As my younger self puts her skates on I step out from behind the counter into the sitting area. There are some teenagers playing pool, some kids are playing the arcade games, and there's a good crowd around the claw machine watching a dad try to win a dolphin for his little girl. It’s a busy night, but they were all like this back then. I turn my eyes to the floor as the song comes to an end. The intercom crackles again and my grandmother announces the start of the limbo contest. Six year old me, now on roller-skates, comes flying out from behind the counter towards the floor to get in line. The limbo song starts to play and the line of skaters starts moving as one by one everyone goes under the highest bar.

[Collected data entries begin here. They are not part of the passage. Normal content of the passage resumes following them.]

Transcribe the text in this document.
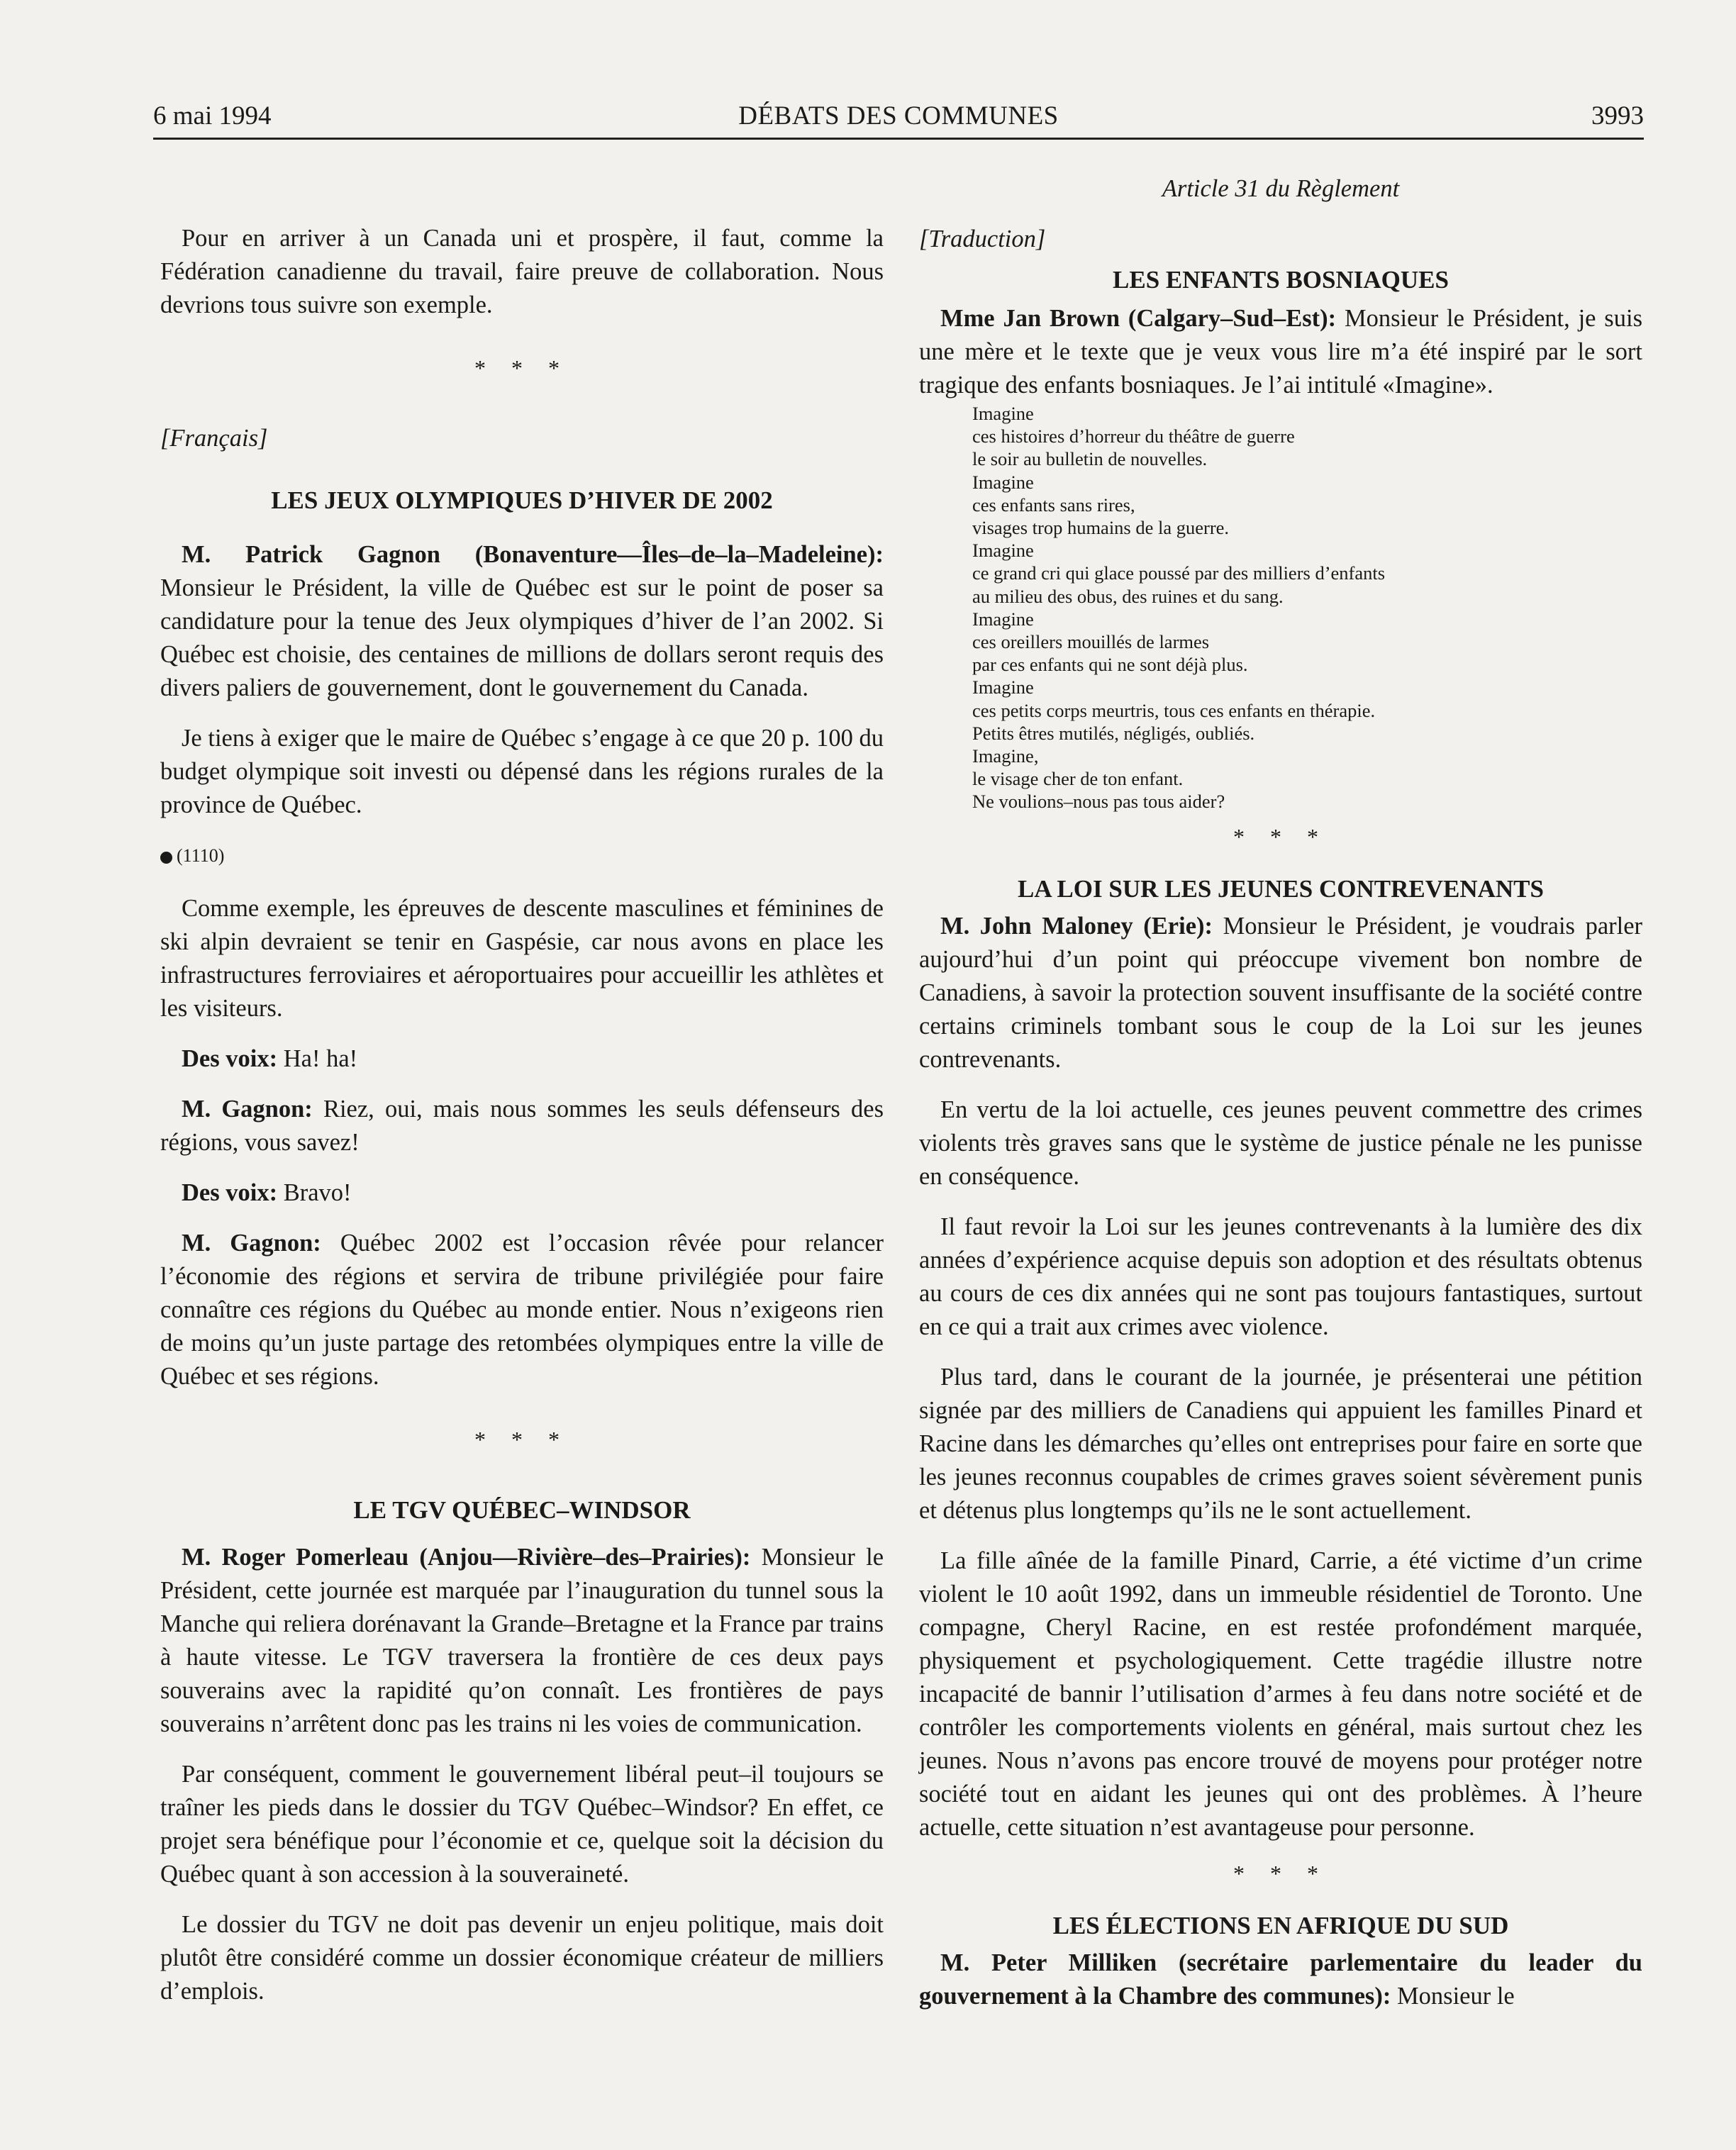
6 mai 1994	DÉBATS DES COMMUNES	3993

Pour en arriver à un Canada uni et prospère, il faut, comme la Fédération canadienne du travail, faire preuve de collaboration. Nous devrions tous suivre son exemple.

* * *
[Français]
LES JEUX OLYMPIQUES D’HIVER DE 2002

M. Patrick Gagnon (Bonaventure—Îles–de–la–Madeleine): Monsieur le Président, la ville de Québec est sur le point de poser sa candidature pour la tenue des Jeux olympiques d’hiver de l’an 2002. Si Québec est choisie, des centaines de millions de dollars seront requis des divers paliers de gouvernement, dont le gouvernement du Canada.

Je tiens à exiger que le maire de Québec s’engage à ce que 20 p. 100 du budget olympique soit investi ou dépensé dans les régions rurales de la province de Québec.

(1110)

Comme exemple, les épreuves de descente masculines et féminines de ski alpin devraient se tenir en Gaspésie, car nous avons en place les infrastructures ferroviaires et aéroportuaires pour accueillir les athlètes et les visiteurs.

Des voix: Ha! ha!

M. Gagnon: Riez, oui, mais nous sommes les seuls défenseurs des régions, vous savez!

Des voix: Bravo!

M. Gagnon: Québec 2002 est l’occasion rêvée pour relancer l’économie des régions et servira de tribune privilégiée pour faire connaître ces régions du Québec au monde entier. Nous n’exigeons rien de moins qu’un juste partage des retombées olympiques entre la ville de Québec et ses régions.

* * *
LE TGV QUÉBEC–WINDSOR

M. Roger Pomerleau (Anjou—Rivière–des–Prairies): Monsieur le Président, cette journée est marquée par l’inauguration du tunnel sous la Manche qui reliera dorénavant la Grande–Bretagne et la France par trains à haute vitesse. Le TGV traversera la frontière de ces deux pays souverains avec la rapidité qu’on connaît. Les frontières de pays souverains n’arrêtent donc pas les trains ni les voies de communication.

Par conséquent, comment le gouvernement libéral peut–il toujours se traîner les pieds dans le dossier du TGV Québec–Windsor? En effet, ce projet sera bénéfique pour l’économie et ce, quelque soit la décision du Québec quant à son accession à la souveraineté.

Le dossier du TGV ne doit pas devenir un enjeu politique, mais doit plutôt être considéré comme un dossier économique créateur de milliers d’emplois.

Article 31 du Règlement
[Traduction]
LES ENFANTS BOSNIAQUES

Mme Jan Brown (Calgary–Sud–Est): Monsieur le Président, je suis une mère et le texte que je veux vous lire m’a été inspiré par le sort tragique des enfants bosniaques. Je l’ai intitulé «Imagine».

Imagine
ces histoires d’horreur du théâtre de guerre
le soir au bulletin de nouvelles.
Imagine
ces enfants sans rires,
visages trop humains de la guerre.
Imagine
ce grand cri qui glace poussé par des milliers d’enfants
au milieu des obus, des ruines et du sang.
Imagine
ces oreillers mouillés de larmes
par ces enfants qui ne sont déjà plus.
Imagine
ces petits corps meurtris, tous ces enfants en thérapie.
Petits êtres mutilés, négligés, oubliés.
Imagine,
le visage cher de ton enfant.
Ne voulions–nous pas tous aider?
* * *
LA LOI SUR LES JEUNES CONTREVENANTS

M. John Maloney (Erie): Monsieur le Président, je voudrais parler aujourd’hui d’un point qui préoccupe vivement bon nombre de Canadiens, à savoir la protection souvent insuffisante de la société contre certains criminels tombant sous le coup de la Loi sur les jeunes contrevenants.

En vertu de la loi actuelle, ces jeunes peuvent commettre des crimes violents très graves sans que le système de justice pénale ne les punisse en conséquence.

Il faut revoir la Loi sur les jeunes contrevenants à la lumière des dix années d’expérience acquise depuis son adoption et des résultats obtenus au cours de ces dix années qui ne sont pas toujours fantastiques, surtout en ce qui a trait aux crimes avec violence.

Plus tard, dans le courant de la journée, je présenterai une pétition signée par des milliers de Canadiens qui appuient les familles Pinard et Racine dans les démarches qu’elles ont entreprises pour faire en sorte que les jeunes reconnus coupables de crimes graves soient sévèrement punis et détenus plus longtemps qu’ils ne le sont actuellement.

La fille aînée de la famille Pinard, Carrie, a été victime d’un crime violent le 10 août 1992, dans un immeuble résidentiel de Toronto. Une compagne, Cheryl Racine, en est restée profondément marquée, physiquement et psychologiquement. Cette tragédie illustre notre incapacité de bannir l’utilisation d’armes à feu dans notre société et de contrôler les comportements violents en général, mais surtout chez les jeunes. Nous n’avons pas encore trouvé de moyens pour protéger notre société tout en aidant les jeunes qui ont des problèmes. À l’heure actuelle, cette situation n’est avantageuse pour personne.

* * *
LES ÉLECTIONS EN AFRIQUE DU SUD

M. Peter Milliken (secrétaire parlementaire du leader du gouvernement à la Chambre des communes): Monsieur le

The night goes on like this for a while, everything exactly as I remember it being, the macarena, the hokey pokey, the couples skate, and races. Young me goes back and forth from skating to playing behind the counter to sitting with Papaw in his office. Eventually she falls asleep in his lap and I watch as he carries her, me, up the stairs. I’m amazed to see him with the strength to walk up the stairs again, let alone the strength to carry someone else. He takes my six year old self into the apartment and lays her down on the couch, tucking her in with a blanket. I was a very sound sleeper back then, the train passes by again and young me doesn't even stir. I watch him stare at her for a few moments, everyone always tells me how much he adored me, it’s very evident from this perspective, I didn’t notice it as much back then.
He eventually heads back to his office, and I follow. I sit on the futon, just watching him. I wish he could see me sitting here, I wish we could talk, but if seeing him is all I can have, at least I have that.
After a few minutes I feel something in my pocket, like a marble is overheating. I reach in and my hand clasps the necklace I found this afternoon. One of the pearls is hot to the touch, and getting hotter. Not knowing what else to do, I drop the necklace on the table to avoid scalding myself, and just as I do I hear a loud pop, like a popcorn kernel popping, and everything changes. I’m left sitting on the downstairs couch in what is now the sitting room. The necklace is sitting in front of me where I just dropped it, but there is one less pearl on the chain.